Preservation has major benefits for the climate
The most climate-friendly building is the one that is already there. The recent report from the research institute SINTEF “Green is not just a color – Sustainable buildings already exist”, show that it is almost always better to preserve and rehabilitate than to build new, especially in a scenario where we have to cut greenhouse gas emissions sharply over the next 30 years.
The study concludes that there is a large untapped potential for environmental benefits in the existing building stock. The environmental impact from existing buildings is only about half of that from new buildings. Since most of the world’s building stock by 2050 already exists, rehabilitation and reuse of existing buildings will be a crucial contribution to a sustainable future.
A strategy that contributes to taking care of older buildings has major climate benefits and will contribute to sustainable development. It is therefore important with national planning policy that aims to achieve sustainable management of the country’s total resources and to create a good physical environment.
Through my work at the Directorate for Cultural Heritage, I have been involved in developing the Directorate’s role in urban development matters. The Directorate is a professional adviser to the Ministry of Climate and the Environment in the development of the state’s cultural environment policy, at the same time as we are responsible for the implementation of the state’s cultural environment policy. We also have an overall professional responsibility for the municipalities ‘, county municipalities’ and Sami Parliament’s work with the cultural environment.
This means that we work in two ways. We are a professional body that works with the development of knowledge, tools, methods and is an advisor to other actors. But we are also an authority under the Cultural Heritage Act and the Planning and Building Act and must ensure that national cultural heritage values are safeguarded.
Through the development of the Directorate for Cultural Heritage’s urban strategy, we wanted to contribute to quality in urban development and to preserve and further develop our historic urban environments. Long-term and sustainable management of the historic urban environments presupposes that the buildings are used and maintained and that the historic building environments retain their distinctive character and are still perceived as attractive buildings and places to live.
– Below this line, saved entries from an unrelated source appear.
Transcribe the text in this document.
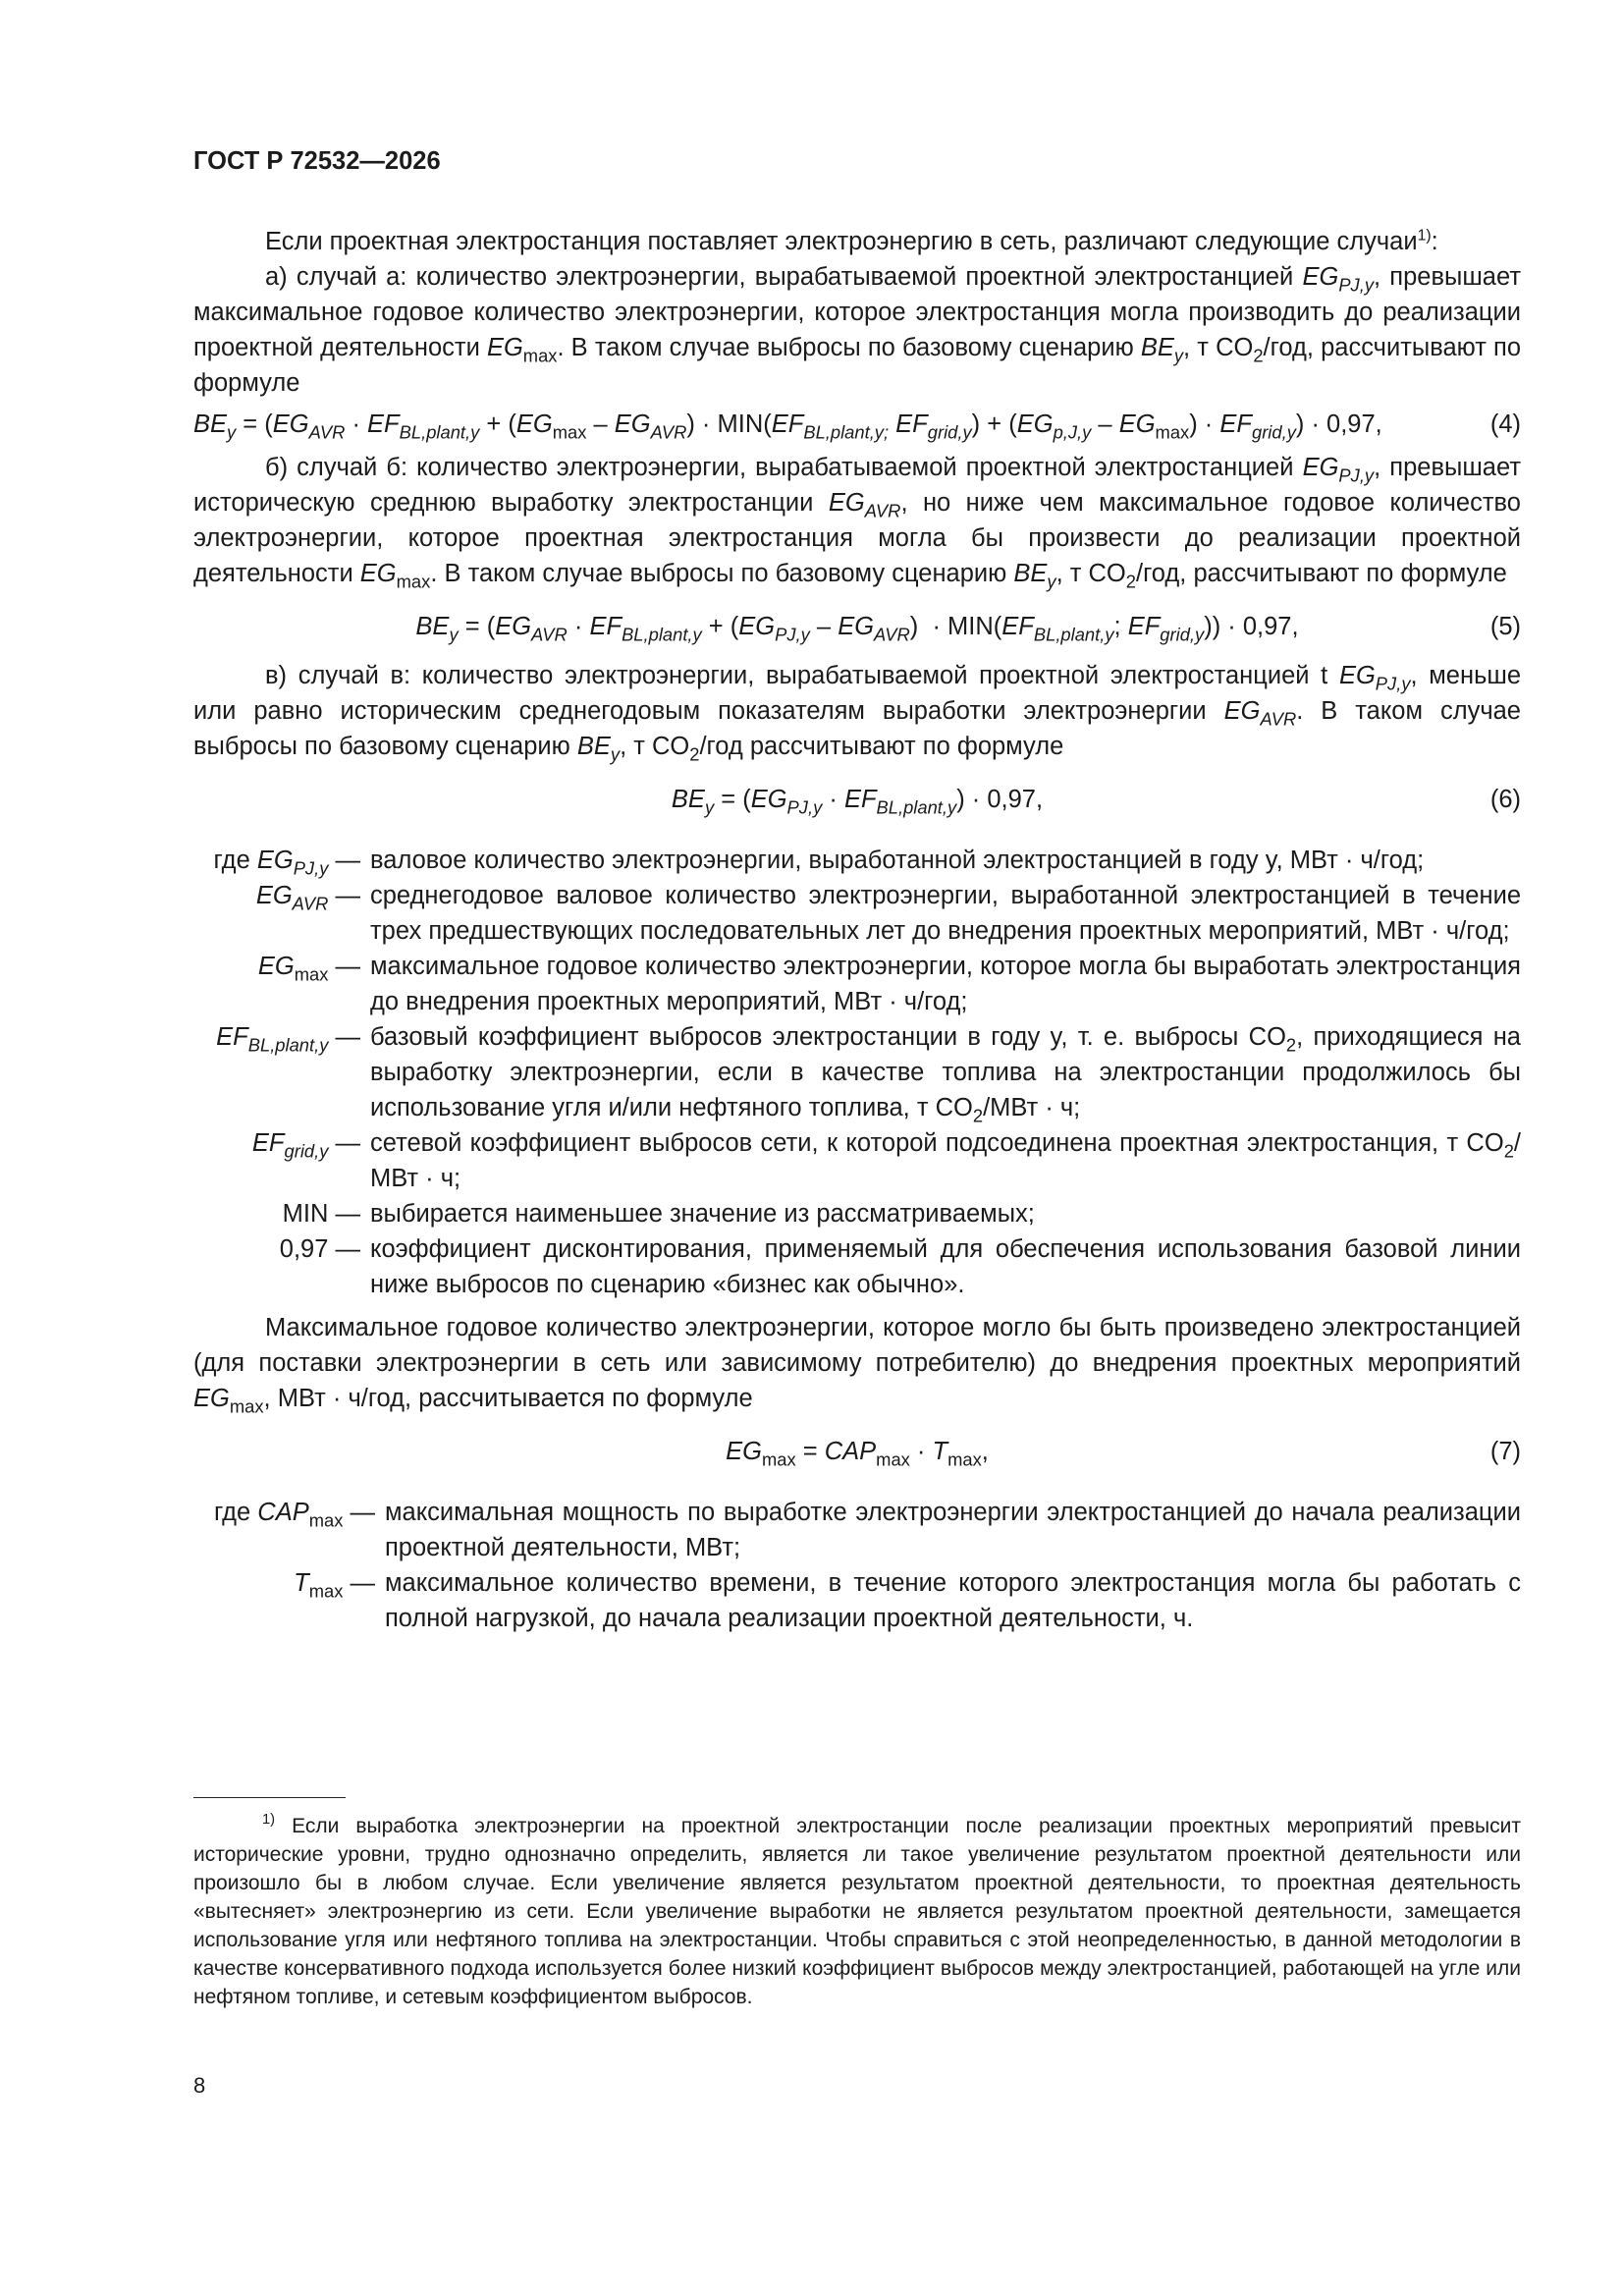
ГОСТ Р 72532—2026

Если проектная электростанция поставляет электроэнергию в сеть, различают следующие случаи$^{1)}$:

а) случай а: количество электроэнергии, вырабатываемой проектной электростанцией $EG_{PJ,y}$, превышает максимальное годовое количество электроэнергии, которое электростанция могла производить до реализации проектной деятельности $EG_{max}$. В таком случае выбросы по базовому сценарию $BE_y$, т $CO_2$/год, рассчитывают по формуле

$BE_y = (EG_{AVR} \cdot EF_{BL,plant,y} + (EG_{max} - EG_{AVR}) \cdot MIN(EF_{BL,plant,y;}$ $EF_{grid,y}) + (EG_{p,J,y} - EG_{max}) \cdot EF_{grid,y}) \cdot 0,97$,	(4)

б) случай б: количество электроэнергии, вырабатываемой проектной электростанцией $EG_{PJ,y}$, превышает историческую среднюю выработку электростанции $EG_{AVR}$, но ниже чем максимальное годовое количество электроэнергии, которое проектная электростанция могла бы произвести до реализации проектной деятельности $EG_{max}$. В таком случае выбросы по базовому сценарию $BE_y$, т $CO_2$/год, рассчитывают по формуле

$BE_y = (EG_{AVR} \cdot EF_{BL,plant,y} + (EG_{PJ,y} - EG_{AVR}) \cdot MIN(EF_{BL,plant,y}$; $EF_{grid,y})) \cdot 0,97$,	(5)

в) случай в: количество электроэнергии, вырабатываемой проектной электростанцией t $EG_{PJ,y}$, меньше или равно историческим среднегодовым показателям выработки электроэнергии $EG_{AVR}$. В таком случае выбросы по базовому сценарию $BE_y$, т $CO_2$/год рассчитывают по формуле

$BE_y = (EG_{PJ,y} \cdot EF_{BL,plant,y}) \cdot 0,97$,	(6)
где $EG_{PJ,y}$ — валовое количество электроэнергии, выработанной электростанцией в году y, МВт · ч/год;
$EG_{AVR}$ — среднегодовое валовое количество электроэнергии, выработанной электростанцией в течение трех предшествующих последовательных лет до внедрения проектных мероприятий, МВт · ч/год;
$EG_{max}$ — максимальное годовое количество электроэнергии, которое могла бы выработать электростанция до внедрения проектных мероприятий, МВт · ч/год;
$EF_{BL,plant,y}$ — базовый коэффициент выбросов электростанции в году y, т. е. выбросы $CO_2$, приходящиеся на выработку электроэнергии, если в качестве топлива на электростанции продолжилось бы использование угля и/или нефтяного топлива, т $CO_2$/МВт · ч;
$EF_{grid,y}$ — сетевой коэффициент выбросов сети, к которой подсоединена проектная электростанция, т $CO_2$/МВт · ч;
MIN — выбирается наименьшее значение из рассматриваемых;
0,97 — коэффициент дисконтирования, применяемый для обеспечения использования базовой линии ниже выбросов по сценарию «бизнес как обычно».

Максимальное годовое количество электроэнергии, которое могло бы быть произведено электростанцией (для поставки электроэнергии в сеть или зависимому потребителю) до внедрения проектных мероприятий $EG_{max}$, МВт · ч/год, рассчитывается по формуле

$EG_{max} = CAP_{max} \cdot T_{max}$,	(7)
где $CAP_{max}$ — максимальная мощность по выработке электроэнергии электростанцией до начала реализации проектной деятельности, МВт;
$T_{max}$ — максимальное количество времени, в течение которого электростанция могла бы работать с полной нагрузкой, до начала реализации проектной деятельности, ч.
$^{1)}$ Если выработка электроэнергии на проектной электростанции после реализации проектных мероприятий превысит исторические уровни, трудно однозначно определить, является ли такое увеличение результатом проектной деятельности или произошло бы в любом случае. Если увеличение является результатом проектной деятельности, то проектная деятельность «вытесняет» электроэнергию из сети. Если увеличение выработки не является результатом проектной деятельности, замещается использование угля или нефтяного топлива на электростанции. Чтобы справиться с этой неопределенностью, в данной методологии в качестве консервативного подхода используется более низкий коэффициент выбросов между электростанцией, работающей на угле или нефтяном топливе, и сетевым коэффициентом выбросов.
8
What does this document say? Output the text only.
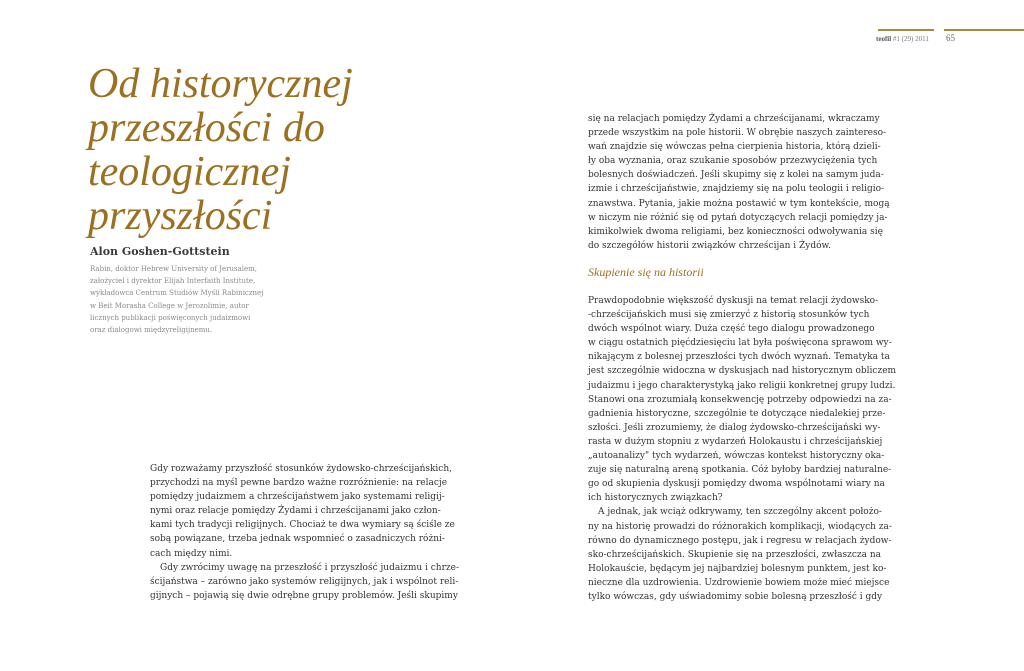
teofil #1 (29) 2011 65
Od historycznej
przeszłości do
teologicznej
przyszłości
Alon Goshen-Gottstein
Rabin, doktor Hebrew University of Jerusalem,
założyciel i dyrektor Elijah Interfaith Institute,
wykładowca Centrum Studiów Myśli Rabinicznej
w Beit Morasha College w Jerozolimie, autor
licznych publikacji poświęconych judaizmowi
oraz dialogowi międzyreligijnemu.
Gdy rozważamy przyszłość stosunków żydowsko-chrześcijańskich,
przychodzi na myśl pewne bardzo ważne rozróżnienie: na relacje
pomiędzy judaizmem a chrześcijaństwem jako systemami religij-
nymi oraz relacje pomiędzy Żydami i chrześcijanami jako człon-
kami tych tradycji religijnych. Chociaż te dwa wymiary są ściśle ze
sobą powiązane, trzeba jednak wspomnieć o zasadniczych różni-
cach między nimi.
Gdy zwrócimy uwagę na przeszłość i przyszłość judaizmu i chrze-
ścijaństwa – zarówno jako systemów religijnych, jak i wspólnot reli-
gijnych – pojawią się dwie odrębne grupy problemów. Jeśli skupimy
się na relacjach pomiędzy Żydami a chrześcijanami, wkraczamy
przede wszystkim na pole historii. W obrębie naszych zaintereso-
wań znajdzie się wówczas pełna cierpienia historia, którą dzieli-
ły oba wyznania, oraz szukanie sposobów przezwyciężenia tych
bolesnych doświadczeń. Jeśli skupimy się z kolei na samym juda-
izmie i chrześcijaństwie, znajdziemy się na polu teologii i religio-
znawstwa. Pytania, jakie można postawić w tym kontekście, mogą
w niczym nie różnić się od pytań dotyczących relacji pomiędzy ja-
kimikolwiek dwoma religiami, bez konieczności odwoływania się
do szczegółów historii związków chrześcijan i Żydów.
Skupienie się na historii
Prawdopodobnie większość dyskusji na temat relacji żydowsko-
-chrześcijańskich musi się zmierzyć z historią stosunków tych
dwóch wspólnot wiary. Duża część tego dialogu prowadzonego
w ciągu ostatnich pięćdziesięciu lat była poświęcona sprawom wy-
nikającym z bolesnej przeszłości tych dwóch wyznań. Tematyka ta
jest szczególnie widoczna w dyskusjach nad historycznym obliczem
judaizmu i jego charakterystyką jako religii konkretnej grupy ludzi.
Stanowi ona zrozumiałą konsekwencję potrzeby odpowiedzi na za-
gadnienia historyczne, szczególnie te dotyczące niedalekiej prze-
szłości. Jeśli zrozumiemy, że dialog żydowsko-chrześcijański wy-
rasta w dużym stopniu z wydarzeń Holokaustu i chrześcijańskiej
„autoanalizy" tych wydarzeń, wówczas kontekst historyczny oka-
zuje się naturalną areną spotkania. Cóż byłoby bardziej naturalne-
go od skupienia dyskusji pomiędzy dwoma wspólnotami wiary na
ich historycznych związkach?
A jednak, jak wciąż odkrywamy, ten szczególny akcent położo-
ny na historię prowadzi do różnorakich komplikacji, wiodących za-
równo do dynamicznego postępu, jak i regresu w relacjach żydow-
sko-chrześcijańskich. Skupienie się na przeszłości, zwłaszcza na
Holokauście, będącym jej najbardziej bolesnym punktem, jest ko-
nieczne dla uzdrowienia. Uzdrowienie bowiem może mieć miejsce
tylko wówczas, gdy uświadomimy sobie bolesną przeszłość i gdy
New National Goals for the Cultural Environment
The new cultural environment Proposition to the Parliament (Meld. St.16 2019-2020), which was adopted in June, introduced new national goals for the cultural environment field with the themes of commitment, sustainability and diversity. These are goals that embrace more broadly and to a greater extent emphasize the importance of the cultural environment for society than the previous goals.
These are excellent goals, but at the same time challenging. The commitment goal is: Everyone should have the opportunity to get involved and take responsibility for the cultural environment. We know that people think cultural monuments and cultural environments are important and many get involved through voluntary organizations, among other things.
Many individuals and organizations make a huge effort to take care of the cultural environment in their immediate area. But how do we better facilitate more people to get involved, participate and participate? How do we facilitate that individuals and local communities can participate better in the work with cultural environments and be able to bring out what is important to them and their local communities.
What we need is a good framework for engagement, but also good methods and tools for participation and involvement. It is therefore exciting to be part of this project, which has as its main goal to develop a management tool to better understand how change can be handled in urban development where participation from the public is central.